Le Canadien de Montréal a procédé à un changement d’alignement lundi avant le match 3 de la finale de l’Est contre les Hurricanes de la Caroline: Joe Veleno a pris la place d’Oliver Kapanen. Martin St. Louis a dit que la décision ne découlait pas uniquement de la bourde de Kapanen en prolongation, samedi, sur une sortie de zone ratée qui avait mené à l’attaque des Hurricanes et au but vainqueur de Nikolaj Ehlers.
« Kappy is going to be out tonight and it’s not necessarily for that », a résumé St. Louis, avant d’ajouter que la Caroline amène « beaucoup de lourdeur et de vitesse » et que Joey peut offrir cela au Canadien. Le match, présenté lundi, arrive à un moment charnière pour Montréal, qui doit répondre après avoir vu la série se déplacer sous pression et avec peu de marge d’erreur.
Le remplacement de Kapanen ferme donc un bref chapitre pour l’attaquant finlandais, utilisé dans sept des 16 matchs éliminatoires du Canadien. Il n’a pas récolté de point en séries, affiche un différentiel de moins-2 et a passé en moyenne un peu moins de huit minutes et demie par rencontre sur la glace. En saison régulière, Kapanen a joué les 82 matchs de Montréal et a terminé avec 22 buts, 15 passes et 37 points. La production n’a pas été là en séries, mais sa présence avait été constante jusqu’ici.
Veleno arrive avec un profil un peu différent.

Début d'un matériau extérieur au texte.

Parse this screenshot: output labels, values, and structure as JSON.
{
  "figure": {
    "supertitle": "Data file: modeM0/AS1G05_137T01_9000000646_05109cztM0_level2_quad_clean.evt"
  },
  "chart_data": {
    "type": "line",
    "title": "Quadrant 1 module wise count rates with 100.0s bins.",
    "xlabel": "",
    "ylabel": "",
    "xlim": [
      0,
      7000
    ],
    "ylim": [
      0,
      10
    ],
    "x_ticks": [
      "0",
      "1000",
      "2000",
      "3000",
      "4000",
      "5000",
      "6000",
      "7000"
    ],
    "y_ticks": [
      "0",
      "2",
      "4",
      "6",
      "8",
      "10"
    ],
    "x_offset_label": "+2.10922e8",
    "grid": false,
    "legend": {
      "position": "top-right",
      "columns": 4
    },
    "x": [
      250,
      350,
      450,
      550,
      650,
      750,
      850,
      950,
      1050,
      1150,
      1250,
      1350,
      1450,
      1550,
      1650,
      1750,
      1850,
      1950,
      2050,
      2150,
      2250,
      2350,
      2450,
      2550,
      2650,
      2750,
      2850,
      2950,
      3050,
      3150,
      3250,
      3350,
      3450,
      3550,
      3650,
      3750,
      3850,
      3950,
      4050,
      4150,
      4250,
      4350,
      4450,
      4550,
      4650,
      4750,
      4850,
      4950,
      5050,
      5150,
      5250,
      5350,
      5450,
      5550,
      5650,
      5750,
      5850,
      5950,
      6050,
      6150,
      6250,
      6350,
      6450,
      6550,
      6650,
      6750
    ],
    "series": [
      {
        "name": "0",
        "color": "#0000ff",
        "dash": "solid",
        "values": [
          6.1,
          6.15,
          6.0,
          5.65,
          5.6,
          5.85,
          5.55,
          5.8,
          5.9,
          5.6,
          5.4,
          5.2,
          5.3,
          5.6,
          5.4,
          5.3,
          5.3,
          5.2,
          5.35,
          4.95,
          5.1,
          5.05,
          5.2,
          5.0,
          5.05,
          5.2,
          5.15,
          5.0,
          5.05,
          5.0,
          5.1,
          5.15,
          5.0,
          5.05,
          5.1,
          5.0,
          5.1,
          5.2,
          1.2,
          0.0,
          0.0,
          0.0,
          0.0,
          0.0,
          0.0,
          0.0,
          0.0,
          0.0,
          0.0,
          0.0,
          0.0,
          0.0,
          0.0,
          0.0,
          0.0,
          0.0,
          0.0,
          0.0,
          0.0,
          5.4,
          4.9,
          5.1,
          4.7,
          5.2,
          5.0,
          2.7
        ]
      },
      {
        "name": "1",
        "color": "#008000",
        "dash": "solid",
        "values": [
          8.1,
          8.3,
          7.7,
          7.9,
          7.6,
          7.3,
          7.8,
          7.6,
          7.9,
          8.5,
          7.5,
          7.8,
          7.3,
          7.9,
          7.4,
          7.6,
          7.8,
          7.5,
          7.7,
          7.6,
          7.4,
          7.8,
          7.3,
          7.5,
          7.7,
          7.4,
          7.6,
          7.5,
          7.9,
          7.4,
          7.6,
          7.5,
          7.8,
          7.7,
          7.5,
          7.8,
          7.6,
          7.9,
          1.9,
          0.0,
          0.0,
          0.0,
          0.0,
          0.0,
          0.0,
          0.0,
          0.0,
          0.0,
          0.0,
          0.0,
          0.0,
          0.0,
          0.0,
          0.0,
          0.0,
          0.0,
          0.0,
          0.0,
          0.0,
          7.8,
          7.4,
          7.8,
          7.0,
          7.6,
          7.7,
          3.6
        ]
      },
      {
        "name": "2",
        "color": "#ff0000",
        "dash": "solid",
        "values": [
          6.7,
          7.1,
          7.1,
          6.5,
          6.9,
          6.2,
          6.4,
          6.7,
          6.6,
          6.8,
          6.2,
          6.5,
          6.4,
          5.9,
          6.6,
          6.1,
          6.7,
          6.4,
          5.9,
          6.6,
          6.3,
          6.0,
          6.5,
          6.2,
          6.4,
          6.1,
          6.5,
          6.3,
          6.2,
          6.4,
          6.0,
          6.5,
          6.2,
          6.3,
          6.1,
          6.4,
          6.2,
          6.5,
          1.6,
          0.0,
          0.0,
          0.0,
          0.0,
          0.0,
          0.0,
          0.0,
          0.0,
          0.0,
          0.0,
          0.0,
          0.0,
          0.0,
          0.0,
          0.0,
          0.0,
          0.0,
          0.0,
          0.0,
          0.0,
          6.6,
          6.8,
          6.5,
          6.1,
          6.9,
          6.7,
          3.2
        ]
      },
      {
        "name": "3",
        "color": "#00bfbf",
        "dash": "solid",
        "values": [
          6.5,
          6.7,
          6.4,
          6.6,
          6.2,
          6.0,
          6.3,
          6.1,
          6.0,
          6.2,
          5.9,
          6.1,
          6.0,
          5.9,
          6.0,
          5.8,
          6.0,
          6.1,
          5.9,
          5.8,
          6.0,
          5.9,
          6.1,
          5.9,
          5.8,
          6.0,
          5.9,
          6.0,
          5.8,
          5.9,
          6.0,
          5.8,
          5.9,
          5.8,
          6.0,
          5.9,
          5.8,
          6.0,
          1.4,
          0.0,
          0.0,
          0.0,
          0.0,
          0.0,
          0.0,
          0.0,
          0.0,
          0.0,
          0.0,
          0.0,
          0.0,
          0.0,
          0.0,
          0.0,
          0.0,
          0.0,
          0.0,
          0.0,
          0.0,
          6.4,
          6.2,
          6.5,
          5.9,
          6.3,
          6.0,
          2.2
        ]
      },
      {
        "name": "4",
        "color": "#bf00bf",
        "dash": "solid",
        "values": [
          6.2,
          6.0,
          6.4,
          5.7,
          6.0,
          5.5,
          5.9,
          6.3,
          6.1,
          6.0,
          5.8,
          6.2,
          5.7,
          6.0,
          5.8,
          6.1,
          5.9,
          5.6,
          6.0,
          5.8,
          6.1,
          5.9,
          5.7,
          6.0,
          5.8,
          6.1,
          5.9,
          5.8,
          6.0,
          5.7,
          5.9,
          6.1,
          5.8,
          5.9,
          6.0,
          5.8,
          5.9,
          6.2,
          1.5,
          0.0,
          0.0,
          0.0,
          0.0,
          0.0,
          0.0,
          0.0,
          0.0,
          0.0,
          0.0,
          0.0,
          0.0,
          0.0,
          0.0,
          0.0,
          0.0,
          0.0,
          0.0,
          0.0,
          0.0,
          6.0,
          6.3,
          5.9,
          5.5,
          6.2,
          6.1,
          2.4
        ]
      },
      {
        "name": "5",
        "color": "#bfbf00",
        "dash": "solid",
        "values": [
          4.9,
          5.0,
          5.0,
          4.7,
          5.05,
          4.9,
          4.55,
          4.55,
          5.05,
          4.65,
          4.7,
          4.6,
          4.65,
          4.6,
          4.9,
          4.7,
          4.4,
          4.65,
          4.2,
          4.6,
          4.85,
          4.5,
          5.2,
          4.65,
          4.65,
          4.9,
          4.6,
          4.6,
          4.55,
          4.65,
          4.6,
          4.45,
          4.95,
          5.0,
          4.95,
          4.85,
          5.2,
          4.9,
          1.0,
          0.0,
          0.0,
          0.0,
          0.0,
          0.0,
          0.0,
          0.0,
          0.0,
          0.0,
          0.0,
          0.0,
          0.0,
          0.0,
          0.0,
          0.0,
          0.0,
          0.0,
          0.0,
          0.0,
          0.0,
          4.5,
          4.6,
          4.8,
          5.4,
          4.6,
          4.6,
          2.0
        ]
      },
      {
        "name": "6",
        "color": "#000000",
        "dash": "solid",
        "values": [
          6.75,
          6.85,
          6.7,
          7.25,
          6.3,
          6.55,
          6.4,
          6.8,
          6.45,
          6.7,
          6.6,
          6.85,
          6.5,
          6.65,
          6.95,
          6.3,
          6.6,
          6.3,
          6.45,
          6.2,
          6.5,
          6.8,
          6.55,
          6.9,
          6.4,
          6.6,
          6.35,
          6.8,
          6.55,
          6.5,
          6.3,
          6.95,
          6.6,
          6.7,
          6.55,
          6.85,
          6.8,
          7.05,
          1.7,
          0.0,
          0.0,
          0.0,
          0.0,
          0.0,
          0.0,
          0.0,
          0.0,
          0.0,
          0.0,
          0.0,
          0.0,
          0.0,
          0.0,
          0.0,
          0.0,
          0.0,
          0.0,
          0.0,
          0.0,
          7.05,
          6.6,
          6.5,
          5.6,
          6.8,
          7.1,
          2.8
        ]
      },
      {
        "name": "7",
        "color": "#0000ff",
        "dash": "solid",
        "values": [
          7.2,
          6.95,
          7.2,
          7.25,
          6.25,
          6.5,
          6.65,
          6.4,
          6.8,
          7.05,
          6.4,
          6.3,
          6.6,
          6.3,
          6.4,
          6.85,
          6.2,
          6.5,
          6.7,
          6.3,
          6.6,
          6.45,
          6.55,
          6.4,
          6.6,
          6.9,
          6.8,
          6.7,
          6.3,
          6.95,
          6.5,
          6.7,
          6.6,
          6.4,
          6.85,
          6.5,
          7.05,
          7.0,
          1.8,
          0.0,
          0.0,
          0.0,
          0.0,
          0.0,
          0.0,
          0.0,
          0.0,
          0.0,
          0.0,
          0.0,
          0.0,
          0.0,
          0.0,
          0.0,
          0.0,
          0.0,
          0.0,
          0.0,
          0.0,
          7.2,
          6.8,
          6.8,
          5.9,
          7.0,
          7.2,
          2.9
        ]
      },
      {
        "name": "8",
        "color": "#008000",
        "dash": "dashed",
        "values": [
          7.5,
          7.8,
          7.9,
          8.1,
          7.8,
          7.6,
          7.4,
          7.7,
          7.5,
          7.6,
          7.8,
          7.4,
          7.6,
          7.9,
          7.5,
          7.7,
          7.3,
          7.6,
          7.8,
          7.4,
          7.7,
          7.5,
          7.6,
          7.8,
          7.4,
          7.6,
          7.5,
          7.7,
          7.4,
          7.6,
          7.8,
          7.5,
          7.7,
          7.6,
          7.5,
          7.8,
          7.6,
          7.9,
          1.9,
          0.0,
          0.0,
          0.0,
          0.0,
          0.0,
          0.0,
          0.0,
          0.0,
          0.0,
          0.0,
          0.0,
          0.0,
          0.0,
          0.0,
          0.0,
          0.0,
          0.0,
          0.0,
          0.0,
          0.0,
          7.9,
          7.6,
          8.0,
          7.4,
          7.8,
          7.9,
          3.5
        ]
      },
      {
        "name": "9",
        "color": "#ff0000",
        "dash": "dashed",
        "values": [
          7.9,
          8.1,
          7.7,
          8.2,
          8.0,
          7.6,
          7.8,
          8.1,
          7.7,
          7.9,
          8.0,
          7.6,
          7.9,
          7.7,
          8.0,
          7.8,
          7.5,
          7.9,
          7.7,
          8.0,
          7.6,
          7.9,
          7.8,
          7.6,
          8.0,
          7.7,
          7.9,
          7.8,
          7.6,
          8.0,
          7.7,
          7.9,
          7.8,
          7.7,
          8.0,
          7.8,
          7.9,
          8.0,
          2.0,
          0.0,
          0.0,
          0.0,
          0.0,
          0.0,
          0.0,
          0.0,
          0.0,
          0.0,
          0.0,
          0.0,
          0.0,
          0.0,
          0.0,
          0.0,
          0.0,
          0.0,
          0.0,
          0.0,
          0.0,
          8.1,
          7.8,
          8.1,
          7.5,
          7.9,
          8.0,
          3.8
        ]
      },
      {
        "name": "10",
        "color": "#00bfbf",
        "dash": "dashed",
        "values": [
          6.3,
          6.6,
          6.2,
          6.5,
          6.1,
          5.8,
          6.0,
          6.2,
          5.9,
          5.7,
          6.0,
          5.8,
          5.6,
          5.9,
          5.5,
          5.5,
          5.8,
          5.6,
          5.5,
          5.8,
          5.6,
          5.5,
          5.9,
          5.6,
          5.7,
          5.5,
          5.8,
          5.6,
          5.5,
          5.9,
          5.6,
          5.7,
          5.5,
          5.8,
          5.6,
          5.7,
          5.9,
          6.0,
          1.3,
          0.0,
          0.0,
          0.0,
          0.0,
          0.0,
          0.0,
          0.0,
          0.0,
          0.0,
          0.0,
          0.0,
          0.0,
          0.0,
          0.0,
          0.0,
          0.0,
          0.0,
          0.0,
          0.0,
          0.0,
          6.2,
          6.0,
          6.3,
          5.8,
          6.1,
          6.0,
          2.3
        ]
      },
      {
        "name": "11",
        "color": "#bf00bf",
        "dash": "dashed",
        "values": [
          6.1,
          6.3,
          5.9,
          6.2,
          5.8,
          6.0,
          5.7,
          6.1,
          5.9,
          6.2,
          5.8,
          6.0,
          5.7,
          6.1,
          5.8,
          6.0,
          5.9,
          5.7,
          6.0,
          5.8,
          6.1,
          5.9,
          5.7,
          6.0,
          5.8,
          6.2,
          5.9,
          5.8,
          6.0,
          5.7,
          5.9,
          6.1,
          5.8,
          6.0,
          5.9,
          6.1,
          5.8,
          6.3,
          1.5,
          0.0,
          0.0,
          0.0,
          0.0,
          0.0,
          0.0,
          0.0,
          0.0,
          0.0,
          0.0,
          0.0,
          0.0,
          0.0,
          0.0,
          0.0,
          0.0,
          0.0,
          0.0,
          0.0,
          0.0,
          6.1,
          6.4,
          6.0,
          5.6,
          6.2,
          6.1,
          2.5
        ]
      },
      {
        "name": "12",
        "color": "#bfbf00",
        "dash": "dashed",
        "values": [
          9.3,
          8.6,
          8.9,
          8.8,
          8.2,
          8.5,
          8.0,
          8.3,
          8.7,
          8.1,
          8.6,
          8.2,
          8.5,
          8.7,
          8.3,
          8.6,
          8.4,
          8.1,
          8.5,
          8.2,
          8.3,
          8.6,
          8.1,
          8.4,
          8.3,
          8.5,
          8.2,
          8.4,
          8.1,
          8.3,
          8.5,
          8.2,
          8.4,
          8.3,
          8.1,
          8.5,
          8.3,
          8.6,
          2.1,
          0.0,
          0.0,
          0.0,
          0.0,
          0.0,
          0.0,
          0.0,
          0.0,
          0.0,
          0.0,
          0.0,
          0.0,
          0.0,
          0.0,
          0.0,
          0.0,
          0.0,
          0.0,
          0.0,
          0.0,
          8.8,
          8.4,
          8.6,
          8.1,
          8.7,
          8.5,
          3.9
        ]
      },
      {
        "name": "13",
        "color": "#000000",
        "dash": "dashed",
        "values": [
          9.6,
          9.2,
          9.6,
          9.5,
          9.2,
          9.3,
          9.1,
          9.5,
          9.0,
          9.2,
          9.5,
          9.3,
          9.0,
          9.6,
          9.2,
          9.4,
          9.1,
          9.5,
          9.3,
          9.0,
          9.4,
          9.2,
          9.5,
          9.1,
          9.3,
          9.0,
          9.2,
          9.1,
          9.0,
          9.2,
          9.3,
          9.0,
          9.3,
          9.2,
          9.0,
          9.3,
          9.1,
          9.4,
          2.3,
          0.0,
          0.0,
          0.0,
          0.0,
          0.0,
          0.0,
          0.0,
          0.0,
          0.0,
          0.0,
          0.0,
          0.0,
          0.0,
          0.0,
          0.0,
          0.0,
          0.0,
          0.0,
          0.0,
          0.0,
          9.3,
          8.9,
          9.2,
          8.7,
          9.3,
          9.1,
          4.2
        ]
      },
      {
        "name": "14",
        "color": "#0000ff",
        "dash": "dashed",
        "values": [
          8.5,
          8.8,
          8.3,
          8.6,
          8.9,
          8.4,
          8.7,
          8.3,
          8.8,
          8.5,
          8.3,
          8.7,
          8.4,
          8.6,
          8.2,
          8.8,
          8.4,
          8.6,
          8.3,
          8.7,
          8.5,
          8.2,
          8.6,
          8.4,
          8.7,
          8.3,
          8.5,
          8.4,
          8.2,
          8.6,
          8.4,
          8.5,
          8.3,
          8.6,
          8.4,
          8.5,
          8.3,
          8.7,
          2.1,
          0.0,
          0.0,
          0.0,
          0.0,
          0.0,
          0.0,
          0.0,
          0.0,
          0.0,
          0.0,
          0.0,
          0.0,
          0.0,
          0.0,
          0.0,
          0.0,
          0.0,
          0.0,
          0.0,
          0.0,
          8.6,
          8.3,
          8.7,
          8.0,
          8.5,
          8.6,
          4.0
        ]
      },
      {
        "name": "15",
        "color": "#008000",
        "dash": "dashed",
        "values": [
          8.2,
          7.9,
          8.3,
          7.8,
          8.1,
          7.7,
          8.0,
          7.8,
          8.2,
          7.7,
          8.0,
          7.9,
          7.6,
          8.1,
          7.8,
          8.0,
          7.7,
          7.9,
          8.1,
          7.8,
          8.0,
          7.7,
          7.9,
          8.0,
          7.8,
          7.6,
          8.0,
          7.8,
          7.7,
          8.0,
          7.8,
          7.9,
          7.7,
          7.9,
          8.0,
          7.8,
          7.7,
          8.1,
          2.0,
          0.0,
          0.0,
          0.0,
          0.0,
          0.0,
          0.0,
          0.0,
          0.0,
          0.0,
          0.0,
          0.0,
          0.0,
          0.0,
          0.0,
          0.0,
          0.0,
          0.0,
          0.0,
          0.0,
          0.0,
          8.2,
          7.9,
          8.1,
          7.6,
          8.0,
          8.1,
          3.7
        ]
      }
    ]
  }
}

En six matchs éliminatoires avec le Canadien, il a obtenu une passe et présente un différentiel de moins-1, avec un temps de jeu moyen d’un peu plus de neuf minutes et demie. En saison régulière, il a disputé 61 matchs pour Montréal, avec deux buts, trois passes et cinq points, tout en remportant 51,6 % de ses mises en jeu. C’est aussi ce qui a pesé dans la décision: sa capacité à jouer au centre et à prendre des faceoffs donne au Canadien une option plus stable dans un match où chaque possession compte.
Le choix de St. Louis montre aussi que Montréal cherche à ajuster son équipe pour le style de Caroline plutôt que de seulement punir une erreur isolée. Kapanen a payé le prix visible après son erreur de samedi, mais l’entraîneur a insisté sur un calcul plus large, celui d’un groupe qui veut répondre à l’intensité des Hurricanes avec un joueur jugé plus apte à absorber le rythme et la robustesse du duel. Pour Montréal, le message est clair: le match 3 ne se jouera pas seulement sur le talent, mais sur la capacité à survivre à la vitesse et au poids imposés par l’adversaire.